2 - Potential solution: Avoiding the use of persistent
identifiers for individuals
If a blockchain solution is being deployed in a business
context, one way to avoid addresses being treated
as personal data is to ensure that (if practicable) all
participants on the network are bodies corporate rather
than individuals.
Another possibility is to employ a blockchain technology
that avoids using persistent public addresses for
participants. Some blockchain technologies use
cryptography to generate a different address to refer to a
participant for each transaction. This helps to obfuscate
the identity of participants, making it much more difficult
to piece together different transactions undertaken by
those participants which, when combined with other
information, could uncover the identity of the individual.
B
The problem of inadvertent addition
of personal data
1 - The challenge
In addition to addresses on the network, another way
personal data can land on the blockchain ledger is where
substantive data uploaded to the blockchain as part of a
transaction on the network (the transaction payload data)

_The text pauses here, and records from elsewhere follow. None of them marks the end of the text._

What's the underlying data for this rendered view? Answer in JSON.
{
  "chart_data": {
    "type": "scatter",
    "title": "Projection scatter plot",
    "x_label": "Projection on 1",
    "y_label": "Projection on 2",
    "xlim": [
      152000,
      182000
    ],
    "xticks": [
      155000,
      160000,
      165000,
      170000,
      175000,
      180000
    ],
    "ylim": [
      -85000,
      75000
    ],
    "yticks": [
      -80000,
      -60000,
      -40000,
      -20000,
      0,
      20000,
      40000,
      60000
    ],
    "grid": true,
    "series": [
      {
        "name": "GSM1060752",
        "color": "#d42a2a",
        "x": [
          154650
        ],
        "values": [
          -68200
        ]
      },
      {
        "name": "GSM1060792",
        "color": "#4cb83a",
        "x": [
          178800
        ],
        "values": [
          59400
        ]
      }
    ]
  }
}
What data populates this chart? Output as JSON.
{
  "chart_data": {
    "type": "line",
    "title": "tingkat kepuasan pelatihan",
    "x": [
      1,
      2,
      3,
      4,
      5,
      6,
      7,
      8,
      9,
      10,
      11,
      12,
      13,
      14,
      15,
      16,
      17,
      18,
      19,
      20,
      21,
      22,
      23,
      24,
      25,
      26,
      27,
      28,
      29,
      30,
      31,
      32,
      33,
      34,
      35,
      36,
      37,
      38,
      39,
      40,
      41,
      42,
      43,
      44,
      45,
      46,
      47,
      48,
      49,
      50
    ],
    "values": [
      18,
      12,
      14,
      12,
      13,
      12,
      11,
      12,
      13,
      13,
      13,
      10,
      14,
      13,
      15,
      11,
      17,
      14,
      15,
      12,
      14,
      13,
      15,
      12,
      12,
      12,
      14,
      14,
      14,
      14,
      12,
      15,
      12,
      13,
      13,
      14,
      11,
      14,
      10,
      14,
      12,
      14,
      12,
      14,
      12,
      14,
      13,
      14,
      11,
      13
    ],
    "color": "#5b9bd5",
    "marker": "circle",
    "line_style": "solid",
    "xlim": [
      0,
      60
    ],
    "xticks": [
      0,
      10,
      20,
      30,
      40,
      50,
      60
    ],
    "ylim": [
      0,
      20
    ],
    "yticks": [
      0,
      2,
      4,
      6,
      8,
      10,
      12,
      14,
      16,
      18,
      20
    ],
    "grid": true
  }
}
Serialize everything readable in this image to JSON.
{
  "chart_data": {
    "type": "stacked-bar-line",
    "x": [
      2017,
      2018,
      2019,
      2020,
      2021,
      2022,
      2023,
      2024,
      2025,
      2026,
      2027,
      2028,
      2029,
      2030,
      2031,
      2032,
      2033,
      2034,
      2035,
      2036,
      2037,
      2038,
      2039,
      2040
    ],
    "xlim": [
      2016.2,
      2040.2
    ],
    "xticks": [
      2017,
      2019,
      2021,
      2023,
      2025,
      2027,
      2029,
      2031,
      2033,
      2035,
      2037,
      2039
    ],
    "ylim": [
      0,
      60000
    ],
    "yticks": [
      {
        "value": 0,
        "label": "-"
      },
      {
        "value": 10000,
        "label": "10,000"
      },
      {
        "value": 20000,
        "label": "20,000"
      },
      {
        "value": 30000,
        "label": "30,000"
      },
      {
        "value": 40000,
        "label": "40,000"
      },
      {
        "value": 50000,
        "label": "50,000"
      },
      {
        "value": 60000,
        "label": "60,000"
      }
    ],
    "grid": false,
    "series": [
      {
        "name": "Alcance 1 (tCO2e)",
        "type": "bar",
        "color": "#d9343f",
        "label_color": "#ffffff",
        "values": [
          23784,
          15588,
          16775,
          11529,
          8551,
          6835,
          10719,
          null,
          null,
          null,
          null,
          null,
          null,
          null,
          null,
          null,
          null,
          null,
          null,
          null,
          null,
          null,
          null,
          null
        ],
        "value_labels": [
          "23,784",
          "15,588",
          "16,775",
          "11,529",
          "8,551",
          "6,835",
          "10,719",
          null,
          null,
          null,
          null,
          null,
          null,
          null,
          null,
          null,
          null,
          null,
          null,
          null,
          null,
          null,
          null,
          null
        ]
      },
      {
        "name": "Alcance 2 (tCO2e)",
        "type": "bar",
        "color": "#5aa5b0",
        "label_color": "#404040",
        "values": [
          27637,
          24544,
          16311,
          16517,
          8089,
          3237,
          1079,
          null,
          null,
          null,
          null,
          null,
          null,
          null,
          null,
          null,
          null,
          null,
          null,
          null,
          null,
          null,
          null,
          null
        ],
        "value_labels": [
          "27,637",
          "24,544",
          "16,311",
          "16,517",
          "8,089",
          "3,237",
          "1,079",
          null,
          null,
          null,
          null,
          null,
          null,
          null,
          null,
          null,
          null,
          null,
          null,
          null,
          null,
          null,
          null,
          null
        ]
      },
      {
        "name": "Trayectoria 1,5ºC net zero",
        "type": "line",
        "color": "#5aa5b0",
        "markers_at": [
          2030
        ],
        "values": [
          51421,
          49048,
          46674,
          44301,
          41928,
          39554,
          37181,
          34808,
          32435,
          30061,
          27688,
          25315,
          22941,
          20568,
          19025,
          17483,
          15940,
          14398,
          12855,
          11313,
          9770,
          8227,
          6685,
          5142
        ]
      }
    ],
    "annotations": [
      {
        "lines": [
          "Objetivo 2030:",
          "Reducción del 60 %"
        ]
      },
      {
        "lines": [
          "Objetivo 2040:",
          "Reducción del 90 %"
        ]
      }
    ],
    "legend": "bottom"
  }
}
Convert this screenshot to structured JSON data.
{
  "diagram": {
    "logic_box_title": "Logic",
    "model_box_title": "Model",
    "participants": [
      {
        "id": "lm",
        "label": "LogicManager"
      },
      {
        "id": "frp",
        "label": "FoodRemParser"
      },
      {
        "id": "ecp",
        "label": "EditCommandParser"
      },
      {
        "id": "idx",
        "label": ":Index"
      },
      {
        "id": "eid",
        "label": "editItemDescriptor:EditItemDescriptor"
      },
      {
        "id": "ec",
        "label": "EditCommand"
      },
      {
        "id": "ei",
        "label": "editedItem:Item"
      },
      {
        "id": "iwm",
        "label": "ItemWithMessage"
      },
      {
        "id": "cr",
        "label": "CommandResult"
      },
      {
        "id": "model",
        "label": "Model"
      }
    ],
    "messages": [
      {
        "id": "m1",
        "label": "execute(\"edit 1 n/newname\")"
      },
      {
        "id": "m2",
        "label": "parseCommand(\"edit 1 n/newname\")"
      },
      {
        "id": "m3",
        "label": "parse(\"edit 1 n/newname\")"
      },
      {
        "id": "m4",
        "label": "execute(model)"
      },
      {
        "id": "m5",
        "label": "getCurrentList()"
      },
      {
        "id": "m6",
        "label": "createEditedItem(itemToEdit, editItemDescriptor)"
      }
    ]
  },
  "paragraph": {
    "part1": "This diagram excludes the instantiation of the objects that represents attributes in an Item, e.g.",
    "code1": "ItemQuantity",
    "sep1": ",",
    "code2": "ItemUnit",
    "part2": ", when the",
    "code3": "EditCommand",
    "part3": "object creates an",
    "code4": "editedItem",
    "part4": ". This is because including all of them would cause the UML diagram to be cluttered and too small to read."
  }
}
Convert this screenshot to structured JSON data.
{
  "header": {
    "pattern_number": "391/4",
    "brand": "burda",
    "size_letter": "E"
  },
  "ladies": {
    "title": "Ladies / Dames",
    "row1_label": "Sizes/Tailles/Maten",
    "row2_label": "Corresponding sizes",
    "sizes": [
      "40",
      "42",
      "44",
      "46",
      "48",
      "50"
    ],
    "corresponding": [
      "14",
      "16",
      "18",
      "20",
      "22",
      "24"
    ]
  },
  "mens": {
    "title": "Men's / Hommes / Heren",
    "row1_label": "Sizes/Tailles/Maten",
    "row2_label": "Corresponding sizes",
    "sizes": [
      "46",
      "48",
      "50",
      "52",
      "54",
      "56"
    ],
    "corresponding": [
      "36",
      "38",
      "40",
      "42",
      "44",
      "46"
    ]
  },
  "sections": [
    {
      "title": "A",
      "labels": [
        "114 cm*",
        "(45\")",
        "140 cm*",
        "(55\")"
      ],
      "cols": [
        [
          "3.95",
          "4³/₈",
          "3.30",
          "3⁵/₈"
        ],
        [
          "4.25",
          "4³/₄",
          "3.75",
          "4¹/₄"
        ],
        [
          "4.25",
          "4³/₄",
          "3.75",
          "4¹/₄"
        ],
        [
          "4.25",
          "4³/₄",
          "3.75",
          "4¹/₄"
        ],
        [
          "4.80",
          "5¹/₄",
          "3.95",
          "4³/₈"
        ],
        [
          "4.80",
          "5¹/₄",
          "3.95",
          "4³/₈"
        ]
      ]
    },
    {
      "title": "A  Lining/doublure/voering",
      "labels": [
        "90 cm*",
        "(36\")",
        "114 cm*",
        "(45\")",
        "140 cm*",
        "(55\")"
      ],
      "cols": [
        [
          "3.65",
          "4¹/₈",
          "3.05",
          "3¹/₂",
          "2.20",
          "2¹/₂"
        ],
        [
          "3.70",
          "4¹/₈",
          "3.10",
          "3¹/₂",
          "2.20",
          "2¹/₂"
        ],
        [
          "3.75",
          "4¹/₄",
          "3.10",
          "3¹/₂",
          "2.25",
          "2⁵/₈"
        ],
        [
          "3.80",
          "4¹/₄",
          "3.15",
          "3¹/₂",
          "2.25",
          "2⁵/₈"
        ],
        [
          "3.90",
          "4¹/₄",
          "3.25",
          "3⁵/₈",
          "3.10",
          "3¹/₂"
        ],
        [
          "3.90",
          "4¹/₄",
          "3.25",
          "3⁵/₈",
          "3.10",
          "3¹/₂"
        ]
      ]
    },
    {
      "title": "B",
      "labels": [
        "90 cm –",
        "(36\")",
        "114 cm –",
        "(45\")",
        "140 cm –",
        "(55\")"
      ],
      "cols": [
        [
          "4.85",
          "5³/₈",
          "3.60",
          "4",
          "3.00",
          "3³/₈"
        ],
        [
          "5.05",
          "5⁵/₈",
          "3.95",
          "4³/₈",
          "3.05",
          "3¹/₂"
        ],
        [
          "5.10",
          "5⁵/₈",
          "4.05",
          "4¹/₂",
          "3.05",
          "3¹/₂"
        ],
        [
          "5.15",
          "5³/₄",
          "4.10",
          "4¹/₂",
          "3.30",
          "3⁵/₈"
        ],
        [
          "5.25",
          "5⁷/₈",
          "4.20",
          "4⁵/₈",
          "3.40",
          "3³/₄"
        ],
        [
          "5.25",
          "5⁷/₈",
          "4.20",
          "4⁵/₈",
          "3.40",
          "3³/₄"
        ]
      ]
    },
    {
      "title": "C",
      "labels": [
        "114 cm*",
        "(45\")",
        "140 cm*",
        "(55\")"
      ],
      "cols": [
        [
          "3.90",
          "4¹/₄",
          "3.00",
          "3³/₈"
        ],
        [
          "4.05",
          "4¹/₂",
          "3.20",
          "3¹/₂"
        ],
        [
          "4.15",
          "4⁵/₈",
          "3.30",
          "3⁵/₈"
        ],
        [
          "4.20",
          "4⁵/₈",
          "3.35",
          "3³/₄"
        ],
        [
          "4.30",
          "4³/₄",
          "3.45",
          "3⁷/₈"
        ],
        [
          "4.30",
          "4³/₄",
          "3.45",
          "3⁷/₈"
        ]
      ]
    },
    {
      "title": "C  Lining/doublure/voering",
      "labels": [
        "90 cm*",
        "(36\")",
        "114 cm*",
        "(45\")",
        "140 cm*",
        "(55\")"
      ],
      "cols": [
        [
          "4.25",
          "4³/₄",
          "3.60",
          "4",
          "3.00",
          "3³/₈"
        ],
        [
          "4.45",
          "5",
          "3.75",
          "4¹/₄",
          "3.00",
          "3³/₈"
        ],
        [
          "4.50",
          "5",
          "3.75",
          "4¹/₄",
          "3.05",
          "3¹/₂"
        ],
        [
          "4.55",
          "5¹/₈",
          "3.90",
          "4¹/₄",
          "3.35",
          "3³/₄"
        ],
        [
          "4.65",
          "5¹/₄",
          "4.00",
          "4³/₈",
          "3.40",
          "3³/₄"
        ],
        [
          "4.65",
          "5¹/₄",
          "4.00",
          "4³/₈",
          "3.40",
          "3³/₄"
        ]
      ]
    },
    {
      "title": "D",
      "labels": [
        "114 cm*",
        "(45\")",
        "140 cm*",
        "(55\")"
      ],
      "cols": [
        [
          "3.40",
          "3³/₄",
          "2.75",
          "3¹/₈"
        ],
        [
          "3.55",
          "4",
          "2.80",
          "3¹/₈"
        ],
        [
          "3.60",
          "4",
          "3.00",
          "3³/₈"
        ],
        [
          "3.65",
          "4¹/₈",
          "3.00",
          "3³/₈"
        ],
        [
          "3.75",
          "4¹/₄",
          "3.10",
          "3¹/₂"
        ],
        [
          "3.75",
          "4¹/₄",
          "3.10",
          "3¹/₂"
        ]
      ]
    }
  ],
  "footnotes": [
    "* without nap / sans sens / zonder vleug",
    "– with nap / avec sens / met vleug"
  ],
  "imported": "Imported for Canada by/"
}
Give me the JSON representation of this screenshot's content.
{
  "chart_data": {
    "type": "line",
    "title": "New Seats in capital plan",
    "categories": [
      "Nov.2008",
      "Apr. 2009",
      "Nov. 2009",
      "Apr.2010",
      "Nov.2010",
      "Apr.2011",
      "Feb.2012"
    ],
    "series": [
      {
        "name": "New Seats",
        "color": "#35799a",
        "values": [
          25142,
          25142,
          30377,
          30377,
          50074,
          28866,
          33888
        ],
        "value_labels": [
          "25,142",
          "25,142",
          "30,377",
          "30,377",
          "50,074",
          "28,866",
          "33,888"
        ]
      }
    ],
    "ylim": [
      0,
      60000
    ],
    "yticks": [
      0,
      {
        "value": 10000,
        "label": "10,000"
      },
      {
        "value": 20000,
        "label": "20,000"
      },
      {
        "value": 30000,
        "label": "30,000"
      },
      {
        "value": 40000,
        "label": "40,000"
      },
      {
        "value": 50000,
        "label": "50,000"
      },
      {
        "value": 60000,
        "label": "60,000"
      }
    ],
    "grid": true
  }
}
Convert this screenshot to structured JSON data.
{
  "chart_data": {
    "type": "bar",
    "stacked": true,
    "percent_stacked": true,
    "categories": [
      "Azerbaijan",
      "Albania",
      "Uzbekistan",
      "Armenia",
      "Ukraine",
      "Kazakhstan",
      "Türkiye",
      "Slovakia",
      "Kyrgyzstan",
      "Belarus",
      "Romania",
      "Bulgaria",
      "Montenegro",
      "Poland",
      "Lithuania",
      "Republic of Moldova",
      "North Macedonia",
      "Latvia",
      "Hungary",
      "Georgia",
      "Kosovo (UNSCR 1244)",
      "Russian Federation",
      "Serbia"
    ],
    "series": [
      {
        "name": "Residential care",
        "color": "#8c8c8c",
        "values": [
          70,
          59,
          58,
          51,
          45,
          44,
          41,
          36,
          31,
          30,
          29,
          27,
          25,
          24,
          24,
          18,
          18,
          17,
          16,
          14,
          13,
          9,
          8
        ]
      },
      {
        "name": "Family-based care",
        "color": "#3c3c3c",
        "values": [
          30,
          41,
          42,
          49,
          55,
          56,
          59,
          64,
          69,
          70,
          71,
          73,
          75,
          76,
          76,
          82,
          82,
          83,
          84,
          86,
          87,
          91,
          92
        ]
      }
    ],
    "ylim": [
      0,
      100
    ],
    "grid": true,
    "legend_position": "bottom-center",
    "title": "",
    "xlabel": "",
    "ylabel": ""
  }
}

contains personal data. A transaction payload containing
an individual's name, address, phone number, email
address, or other contact or identifying details will result in
that personal data being added to the blockchain. Even if
the network is operating purely in a business context,
this can occur incidentally, for example, if the ledger is
used to record:
• an email address for invoicing, and that email
address includes a person's name;
• a copy of a receipt for a commercial
transaction identifying the individual who
completed that transaction;
• a photograph where the image happens to also
include an identifiable living person; or
• a copy of a contract that includes the name of an
individual signing the contract on behalf of
one of the parties.
So while a blockchain solution may be designed to avoid
storing personal data, there are numerous instances where
personal data may nevertheless be added to the ledger.